MANILA (Reuters) - The Philippine navy is quietly reinforcing the hull and deck of a rusting ship it ran aground on a disputed South China Sea reef in 1999 to stop it breaking apart, determined to hold the shoal as Beijing creates a string of man-made islands nearby.
Using wooden fishing boats and other small craft, the navy has run the gauntlet of the Chinese coastguard to move cement, steel, cabling and welding equipment to the BRP Sierra Madre since late last year, two navy officers who have been inside the vessel told Reuters in recent interviews.
The 100 meter-long (330-foot) tank landing ship was built for the U.S. Navy during World War Two. It was eventually transferred to the Philippine navy, which deliberately grounded it on Second Thomas Shoal to mark Manila’s claim to the reef in the Spratly archipelago of the South China Sea. A small contingent of Philippine soldiers are stationed onboard.
Manila regards Second Thomas Shoal, which lies 105 nautical miles (195 km) southwest of the Philippine region of Palawan, as being within its 200-nautical mile exclusive economic zone. China, which claims virtually all the South China Sea, says the reef is part of its territory.
“We know China has been waiting for the ship to disintegrate but we are doing everything to hold it together,” said one of the officers, adding that while the work was progressing slowly, it should be finished by the year-end.
The other naval officer said welding was being done at night because of the heat. Concrete foundations were being laid inside the ship’s hull to try to stabilize it, he added.
Without giving exact dates, both sources said they witnessed the repairs taking place earlier this year. They declined to be identified because they were not authorized to speak to the media.
The soldiers currently stationed on the ship, who are demolition experts, were doing the work, said the second source.
Just to the west of Second Thomas Shoal is Mischief Reef, one of seven coral formations in the Spratlys that China is rapidly turning into islands that Beijing says will have undefined military purposes.
Vietnam, Malaysia, Taiwan and Brunei also have overlapping claims to the Spratly waterway, which is some 1,100 km (680 miles) from the Chinese mainland.
Asked about the repairs, Philippine Foreign Ministry spokesman Charles Jose declined to comment. But such work would not violate an informal code of conduct signed in 2002 by China and Southeast Asian states that prohibited any change to the status quo in disputed areas, he said.
“In our view, repairs and maintenance of existing facilities are allowed ... especially if such repairs and maintenance work are for the safety of our personnel and safety of navigation,” Jose added.
The Philippine Defense Ministry declined to comment.
China’s Defense and Foreign Ministries did not respond to a request for comment.
A Philippine general familiar with the repairs told Reuters the ship’s hull and deck were being strengthened, and air-conditioning units added.
“We are improving the living quarters inside, to make life for our soldiers more comfortable,” he said, declining to give further details about the repairs or be identified.

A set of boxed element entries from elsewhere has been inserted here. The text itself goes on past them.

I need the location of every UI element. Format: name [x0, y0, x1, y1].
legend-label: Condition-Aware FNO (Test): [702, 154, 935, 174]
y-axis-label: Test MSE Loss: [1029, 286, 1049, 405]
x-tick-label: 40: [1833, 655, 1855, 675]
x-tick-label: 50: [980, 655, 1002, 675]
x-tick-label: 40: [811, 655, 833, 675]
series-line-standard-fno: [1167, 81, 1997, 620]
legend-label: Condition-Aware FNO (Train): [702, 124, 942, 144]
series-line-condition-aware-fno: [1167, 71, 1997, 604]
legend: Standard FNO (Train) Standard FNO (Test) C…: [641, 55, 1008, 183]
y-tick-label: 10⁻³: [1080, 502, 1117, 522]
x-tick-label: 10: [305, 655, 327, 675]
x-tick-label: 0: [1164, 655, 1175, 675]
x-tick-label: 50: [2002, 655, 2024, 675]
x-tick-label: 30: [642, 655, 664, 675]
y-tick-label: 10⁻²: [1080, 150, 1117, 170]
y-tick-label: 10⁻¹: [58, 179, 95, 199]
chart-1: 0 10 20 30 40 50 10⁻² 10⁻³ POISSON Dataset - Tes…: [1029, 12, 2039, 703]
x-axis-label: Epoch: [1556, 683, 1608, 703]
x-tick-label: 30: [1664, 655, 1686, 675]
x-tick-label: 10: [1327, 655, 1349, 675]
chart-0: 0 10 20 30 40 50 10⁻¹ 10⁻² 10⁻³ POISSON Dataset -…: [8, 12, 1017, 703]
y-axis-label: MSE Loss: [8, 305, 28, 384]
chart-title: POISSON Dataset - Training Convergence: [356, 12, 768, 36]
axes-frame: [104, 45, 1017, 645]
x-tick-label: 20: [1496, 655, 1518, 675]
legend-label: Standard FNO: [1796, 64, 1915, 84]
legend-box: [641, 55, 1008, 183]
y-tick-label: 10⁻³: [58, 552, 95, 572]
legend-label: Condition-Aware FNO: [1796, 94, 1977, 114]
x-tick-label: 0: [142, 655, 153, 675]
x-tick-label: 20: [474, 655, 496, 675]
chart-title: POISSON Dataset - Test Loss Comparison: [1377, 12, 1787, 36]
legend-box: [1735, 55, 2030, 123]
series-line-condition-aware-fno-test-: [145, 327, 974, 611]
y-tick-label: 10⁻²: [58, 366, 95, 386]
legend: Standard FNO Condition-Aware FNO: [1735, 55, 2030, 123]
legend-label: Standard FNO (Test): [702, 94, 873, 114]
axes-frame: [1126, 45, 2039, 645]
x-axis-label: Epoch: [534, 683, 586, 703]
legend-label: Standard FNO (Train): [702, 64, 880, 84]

Pictures taken by a Reuters photographer who sailed to the BRP Sierra Madre with other media in March last year show a pockmarked vessel covered in rust, sitting on the permanently submerged reef but listing slightly to one side. Much of the boat’s hull is visible.
BUT STILL ON ACTIVE DUTY
Besides being a military outpost, the BRP Sierra Madre is also a commissioned Philippine navy ship.
That means Manila could request U.S. military assistance under a decades-old security treaty with Washington if the ship was attacked, said senior Philippine military officials.
“Even if it’s covered with rust, it will remain an active duty commissioned navy ship. It’s a symbol of our sovereignty,” said the Philippine general.
Second Thomas Shoal illustrates the mismatch in power between the Philippines and China.
Since the start of 2014, the Philippine navy’s regular attempts to re-supply soldiers on the BRP Sierra Madre with food and water have become a cat-and-mouse routine, with large Chinese coastguard vessels on patrol in the area trying to block the path of the smaller Philippine boats, naval officials said.
The Philippine vessels have always gotten through by making a run for the shoal’s shallow waters, which aren’t deep enough for the Chinese coastguard, naval officials said. The tear-shaped shoal itself is large, some 10-11 nautical miles from top to bottom.
Zhang Baohui, a mainland security expert at Hong Kong’s Lingnan University, said Beijing would be angry about the repairs, adding that Chinese ships would probably continue their “menacing” tactics. But they would not do anything that could be considered an act of war, Zhang said.
“The larger geo-strategic context is more important than Second Thomas Shoal,” he said.